Traditional craft meets nanotechnology in these designs for everyday objects exhibited at Maison&Objet 2018.
Chirp by Nendo for Zens
A vase for a single flower and a container for small items are portrayed as birds perched on power lines or on tree branches in this stand designed by Japanese studio Nendo. The design invokes the image of various sized birds resting their wings. More vases and containers can be added to the arrangement, depending on the user’s needs. The stand also allows the user to hang items such as keys or necklaces.

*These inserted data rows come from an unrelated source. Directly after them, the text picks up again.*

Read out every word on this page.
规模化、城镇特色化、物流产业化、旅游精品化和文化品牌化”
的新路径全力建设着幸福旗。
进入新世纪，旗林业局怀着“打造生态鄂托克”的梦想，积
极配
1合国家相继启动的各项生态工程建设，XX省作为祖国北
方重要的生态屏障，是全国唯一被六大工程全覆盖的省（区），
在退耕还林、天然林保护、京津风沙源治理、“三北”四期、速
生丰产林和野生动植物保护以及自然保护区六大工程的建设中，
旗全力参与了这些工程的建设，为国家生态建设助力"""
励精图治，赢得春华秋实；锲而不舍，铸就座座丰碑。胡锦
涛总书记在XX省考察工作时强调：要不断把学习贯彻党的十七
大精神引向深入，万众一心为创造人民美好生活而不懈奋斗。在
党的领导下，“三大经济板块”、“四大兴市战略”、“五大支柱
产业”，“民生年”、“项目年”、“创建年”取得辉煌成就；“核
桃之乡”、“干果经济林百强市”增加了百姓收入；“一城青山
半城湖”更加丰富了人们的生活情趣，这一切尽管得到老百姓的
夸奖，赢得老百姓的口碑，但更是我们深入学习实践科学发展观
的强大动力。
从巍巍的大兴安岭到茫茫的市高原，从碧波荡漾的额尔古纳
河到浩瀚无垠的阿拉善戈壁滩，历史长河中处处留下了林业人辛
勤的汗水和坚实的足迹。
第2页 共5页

In a hall full of high-design contemporary furniture and lighting, it was a chandelier installation made of hanging toothbrushes that drew the crowds. While it may look unremarkable, this is no ordinary toothbrush. Designed by Japanese designer Kosho Ueshima, the toothbrush uses nano-technology and mineralized ions to clean your teeth – without the use of toothpaste. The ions remove stains and also leave a protective coating behind. The maker recommends brushing after every meal and the toothbrush is effective for around 90 uses, or 30 days.

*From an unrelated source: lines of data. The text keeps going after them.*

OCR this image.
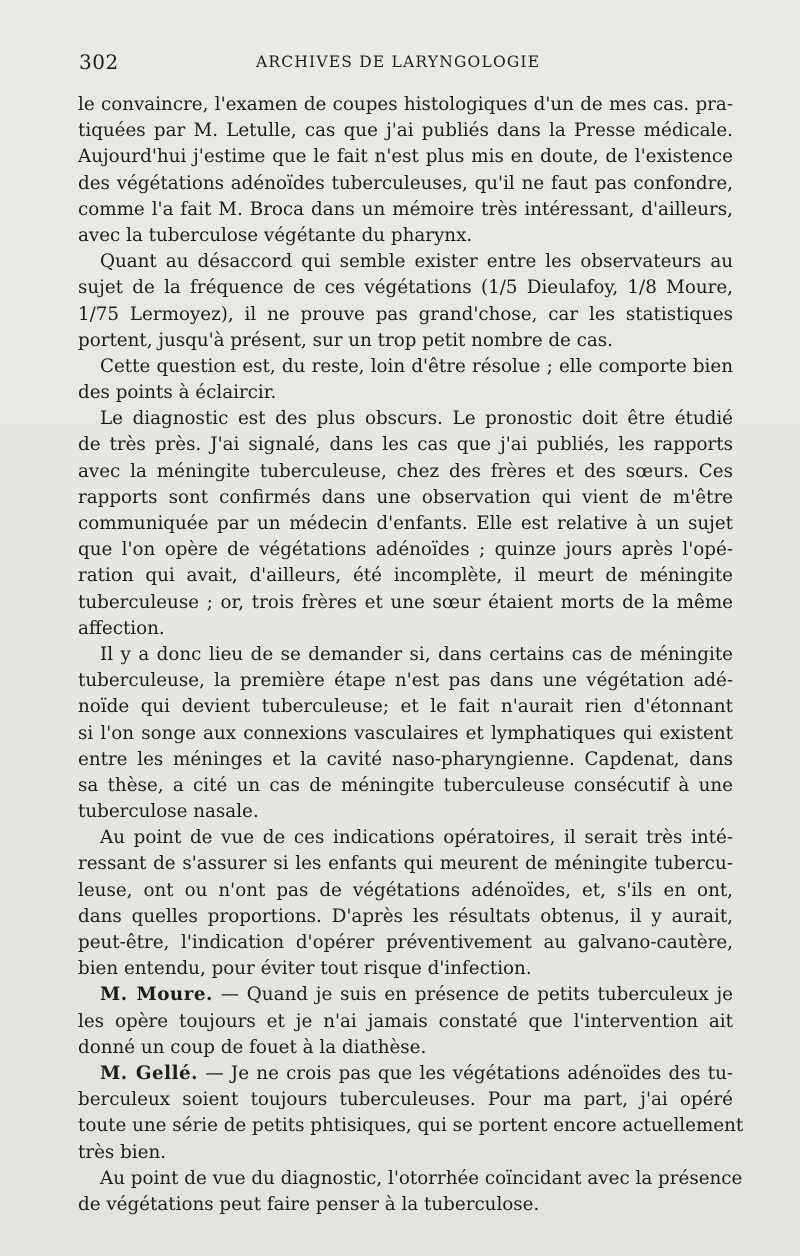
302	ARCHIVES DE LARYNGOLOGIE
le convaincre, l'examen de coupes histologiques d'un de mes cas. pra-
tiquées par M. Letulle, cas que j'ai publiés dans la Presse médicale.
Aujourd'hui j'estime que le fait n'est plus mis en doute, de l'existence
des végétations adénoïdes tuberculeuses, qu'il ne faut pas confondre,
comme l'a fait M. Broca dans un mémoire très intéressant, d'ailleurs,
avec la tuberculose végétante du pharynx.
Quant au désaccord qui semble exister entre les observateurs au
sujet de la fréquence de ces végétations (1/5 Dieulafoy, 1/8 Moure,
1/75 Lermoyez), il ne prouve pas grand'chose, car les statistiques
portent, jusqu'à présent, sur un trop petit nombre de cas.
Cette question est, du reste, loin d'être résolue ; elle comporte bien
des points à éclaircir.
Le diagnostic est des plus obscurs. Le pronostic doit être étudié
de très près. J'ai signalé, dans les cas que j'ai publiés, les rapports
avec la méningite tuberculeuse, chez des frères et des sœurs. Ces
rapports sont confirmés dans une observation qui vient de m'être
communiquée par un médecin d'enfants. Elle est relative à un sujet
que l'on opère de végétations adénoïdes ; quinze jours après l'opé-
ration qui avait, d'ailleurs, été incomplète, il meurt de méningite
tuberculeuse ; or, trois frères et une sœur étaient morts de la même
affection.
Il y a donc lieu de se demander si, dans certains cas de méningite
tuberculeuse, la première étape n'est pas dans une végétation adé-
noïde qui devient tuberculeuse; et le fait n'aurait rien d'étonnant
si l'on songe aux connexions vasculaires et lymphatiques qui existent
entre les méninges et la cavité naso-pharyngienne. Capdenat, dans
sa thèse, a cité un cas de méningite tuberculeuse consécutif à une
tuberculose nasale.
Au point de vue de ces indications opératoires, il serait très inté-
ressant de s'assurer si les enfants qui meurent de méningite tubercu-
leuse, ont ou n'ont pas de végétations adénoïdes, et, s'ils en ont,
dans quelles proportions. D'après les résultats obtenus, il y aurait,
peut-être, l'indication d'opérer préventivement au galvano-cautère,
bien entendu, pour éviter tout risque d'infection.
M. Moure. — Quand je suis en présence de petits tuberculeux je
les opère toujours et je n'ai jamais constaté que l'intervention ait
donné un coup de fouet à la diathèse.
M. Gellé. — Je ne crois pas que les végétations adénoïdes des tu-
berculeux soient toujours tuberculeuses. Pour ma part, j'ai opéré
toute une série de petits phtisiques, qui se portent encore actuellement
très bien.
Au point de vue du diagnostic, l'otorrhée coïncidant avec la présence
de végétations peut faire penser à la tuberculose.
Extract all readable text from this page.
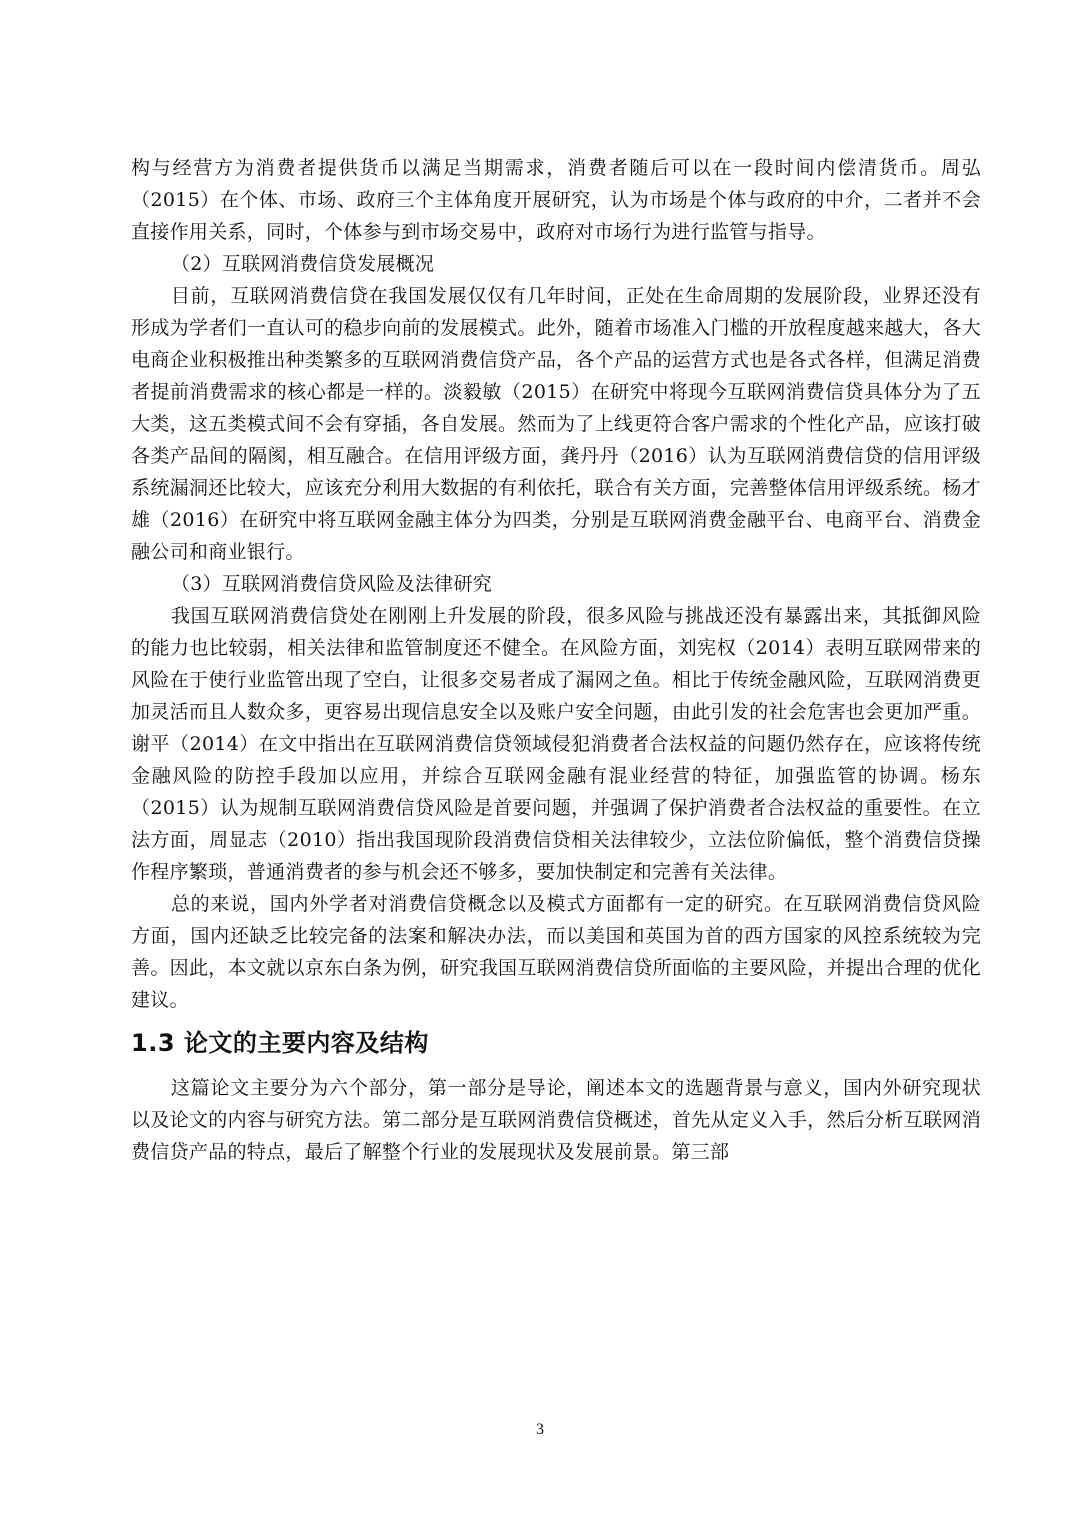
构与经营方为消费者提供货币以满足当期需求，消费者随后可以在一段时间内偿清货币。周弘（2015）在个体、市场、政府三个主体角度开展研究，认为市场是个体与政府的中介，二者并不会直接作用关系，同时，个体参与到市场交易中，政府对市场行为进行监管与指导。

（2）互联网消费信贷发展概况

目前，互联网消费信贷在我国发展仅仅有几年时间，正处在生命周期的发展阶段，业界还没有形成为学者们一直认可的稳步向前的发展模式。此外，随着市场准入门槛的开放程度越来越大，各大电商企业积极推出种类繁多的互联网消费信贷产品，各个产品的运营方式也是各式各样，但满足消费者提前消费需求的核心都是一样的。淡毅敏（2015）在研究中将现今互联网消费信贷具体分为了五大类，这五类模式间不会有穿插，各自发展。然而为了上线更符合客户需求的个性化产品，应该打破各类产品间的隔阂，相互融合。在信用评级方面，龚丹丹（2016）认为互联网消费信贷的信用评级系统漏洞还比较大，应该充分利用大数据的有利依托，联合有关方面，完善整体信用评级系统。杨才雄（2016）在研究中将互联网金融主体分为四类，分别是互联网消费金融平台、电商平台、消费金融公司和商业银行。

（3）互联网消费信贷风险及法律研究

我国互联网消费信贷处在刚刚上升发展的阶段，很多风险与挑战还没有暴露出来，其抵御风险的能力也比较弱，相关法律和监管制度还不健全。在风险方面，刘宪权（2014）表明互联网带来的风险在于使行业监管出现了空白，让很多交易者成了漏网之鱼。相比于传统金融风险，互联网消费更加灵活而且人数众多，更容易出现信息安全以及账户安全问题，由此引发的社会危害也会更加严重。谢平（2014）在文中指出在互联网消费信贷领域侵犯消费者合法权益的问题仍然存在，应该将传统金融风险的防控手段加以应用，并综合互联网金融有混业经营的特征，加强监管的协调。杨东（2015）认为规制互联网消费信贷风险是首要问题，并强调了保护消费者合法权益的重要性。在立法方面，周显志（2010）指出我国现阶段消费信贷相关法律较少，立法位阶偏低，整个消费信贷操作程序繁琐，普通消费者的参与机会还不够多，要加快制定和完善有关法律。

总的来说，国内外学者对消费信贷概念以及模式方面都有一定的研究。在互联网消费信贷风险方面，国内还缺乏比较完备的法案和解决办法，而以美国和英国为首的西方国家的风控系统较为完善。因此，本文就以京东白条为例，研究我国互联网消费信贷所面临的主要风险，并提出合理的优化建议。

1.3 论文的主要内容及结构

这篇论文主要分为六个部分，第一部分是导论，阐述本文的选题背景与意义，国内外研究现状以及论文的内容与研究方法。第二部分是互联网消费信贷概述，首先从定义入手，然后分析互联网消费信贷产品的特点，最后了解整个行业的发展现状及发展前景。第三部

3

Representing regional Japan, six companies from Wakayama prefecture exhibited together at Maison&Objet, including makers of microfiber cleaning products, charcoal and decorative items. Wakayama is also known throughout Japan as a leading region of lacquerware. One company, Tsunoda Seibee, exhibited a collection which includes lunchboxes made out of a single hollowed-out piece of timber, bread boards that maintain moisture in the bread and cutting boards. The timber products are finished with a nanocoating made from glass, which is heat- and wear-resistant and anti-fouling.

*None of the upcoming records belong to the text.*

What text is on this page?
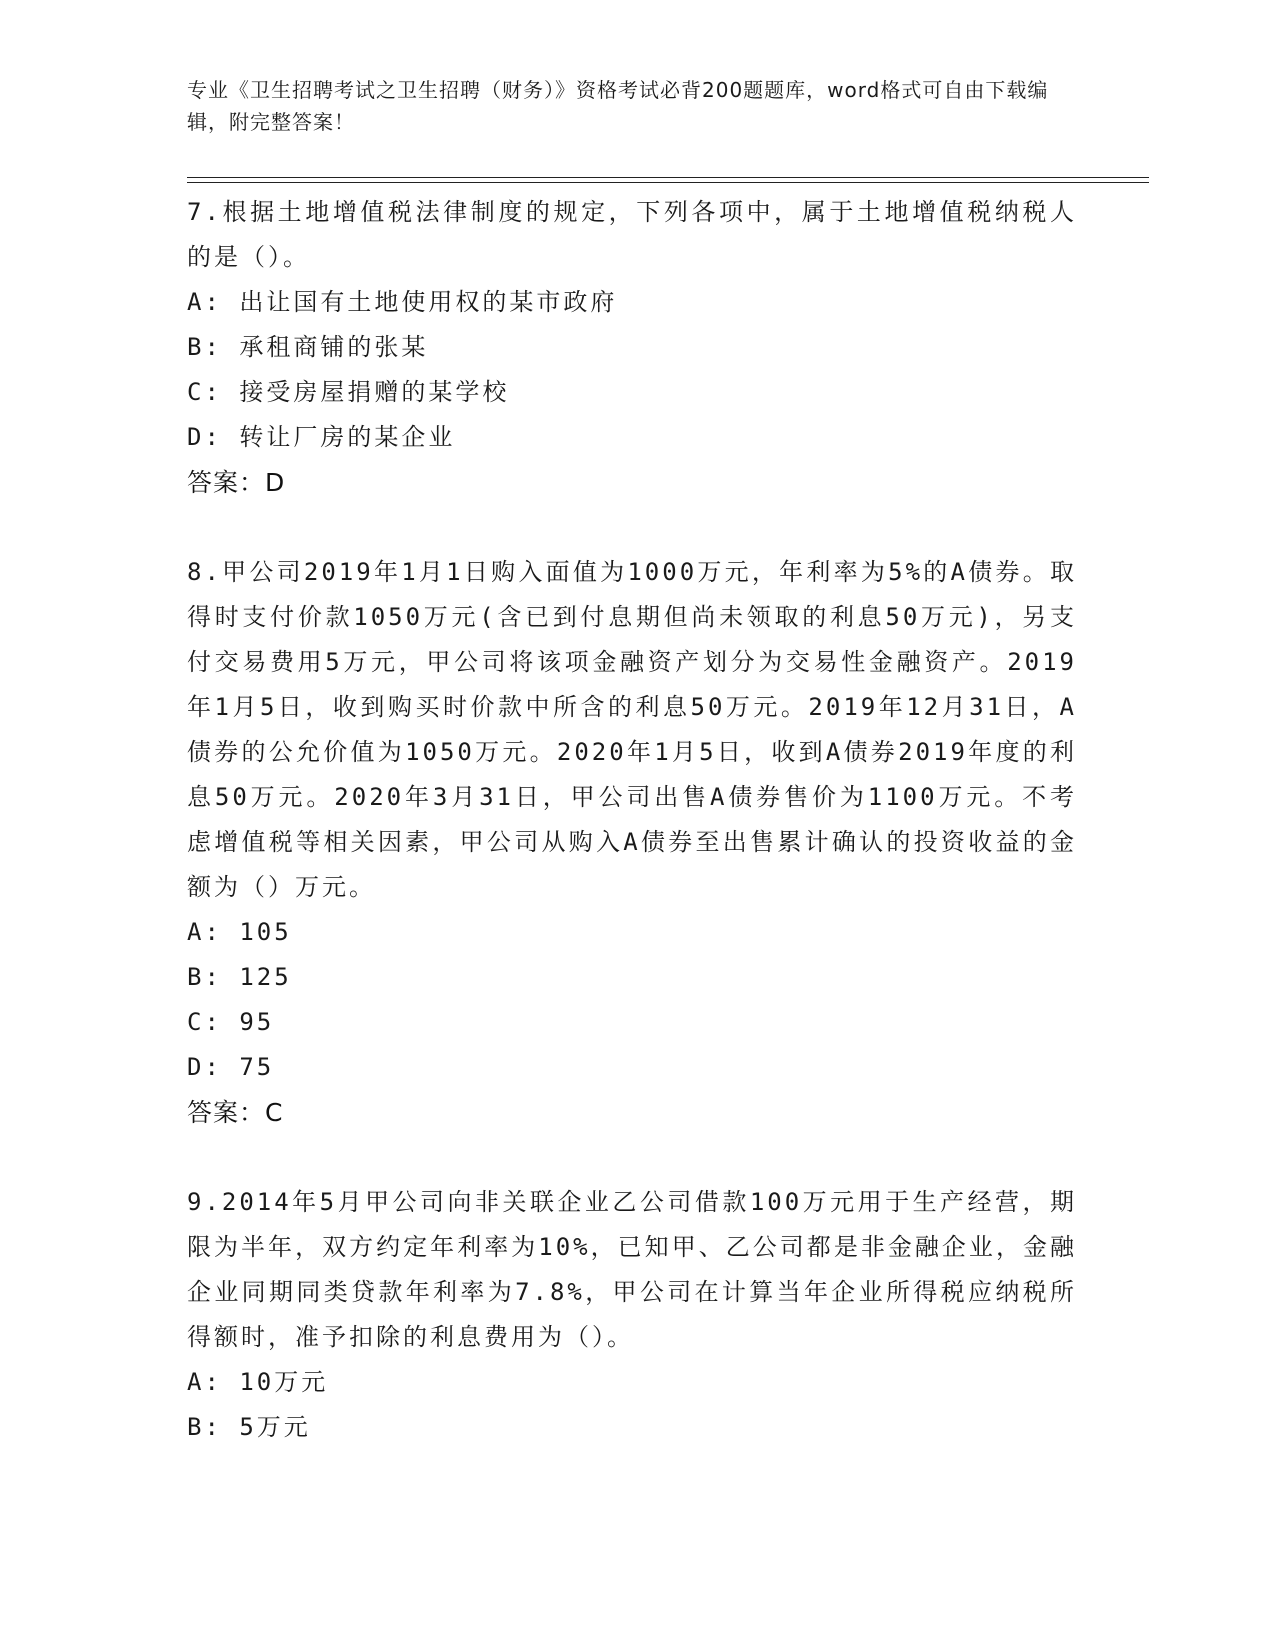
专业《卫生招聘考试之卫生招聘（财务）》资格考试必背200题题库，word格式可自由下载编辑，附完整答案！
7.根据土地增值税法律制度的规定，下列各项中，属于土地增值税纳税人的是（）。
A: 出让国有土地使用权的某市政府
B: 承租商铺的张某
C: 接受房屋捐赠的某学校
D: 转让厂房的某企业
答案：D
8.甲公司2019年1月1日购入面值为1000万元，年利率为5%的A债券。取得时支付价款1050万元(含已到付息期但尚未领取的利息50万元)，另支付交易费用5万元，甲公司将该项金融资产划分为交易性金融资产。2019年1月5日，收到购买时价款中所含的利息50万元。2019年12月31日，A债券的公允价值为1050万元。2020年1月5日，收到A债券2019年度的利息50万元。2020年3月31日，甲公司出售A债券售价为1100万元。不考虑增值税等相关因素，甲公司从购入A债券至出售累计确认的投资收益的金额为（）万元。
A: 105
B: 125
C: 95
D: 75
答案：C
9.2014年5月甲公司向非关联企业乙公司借款100万元用于生产经营，期限为半年，双方约定年利率为10%，已知甲、乙公司都是非金融企业，金融企业同期同类贷款年利率为7.8%，甲公司在计算当年企业所得税应纳税所得额时，准予扣除的利息费用为（）。
A: 10万元
B: 5万元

Stilleben was created in 2017 by Italian architect Elena Baschieri and celebrates Italian craftsmanship in everyday objects. The name “Stilleben” mean “still life” in German and the philosophy behind the brand is inspired by the still life paintings of Italian masters such as Giorgio Morandi. Its first range, titled Gesso or “chalk,” recalls the tactility and colour of the material. It includes a range of tableware, chopping boards, napkins and placemats made from vitrified stoneware, walnut timber and hemp.
Pigmento by Formafantasma for Nude
Comprising a jug, plates, serving dishes and lidded containers, the Pigmento collection by Amsterdam-based Italian studio Formafantasma adds a new colourful dimension to the tradition of glass blowing. Pigments are blown like smoke during the production process to create a distinct and unique flash of colour on each piece. “The artisanal process leaves behind exquisite imperfections that make each object one-of-a-kind,” said the designers.
Abstract by Tom Dixon
Textile artist Josephine Ortega’s cityscape watercolours are super-scaled and reproduced in a pair of cushions made using rug-making techniques. It also uses a technique familiar to tapestry art. The watercolours are blown up in scale and separated on graph paper to create a grid. The cushions are a cosmopolitan mix of New Zealand wool hand-tufted by North Indian craftsman and filled with Danish duck feathers.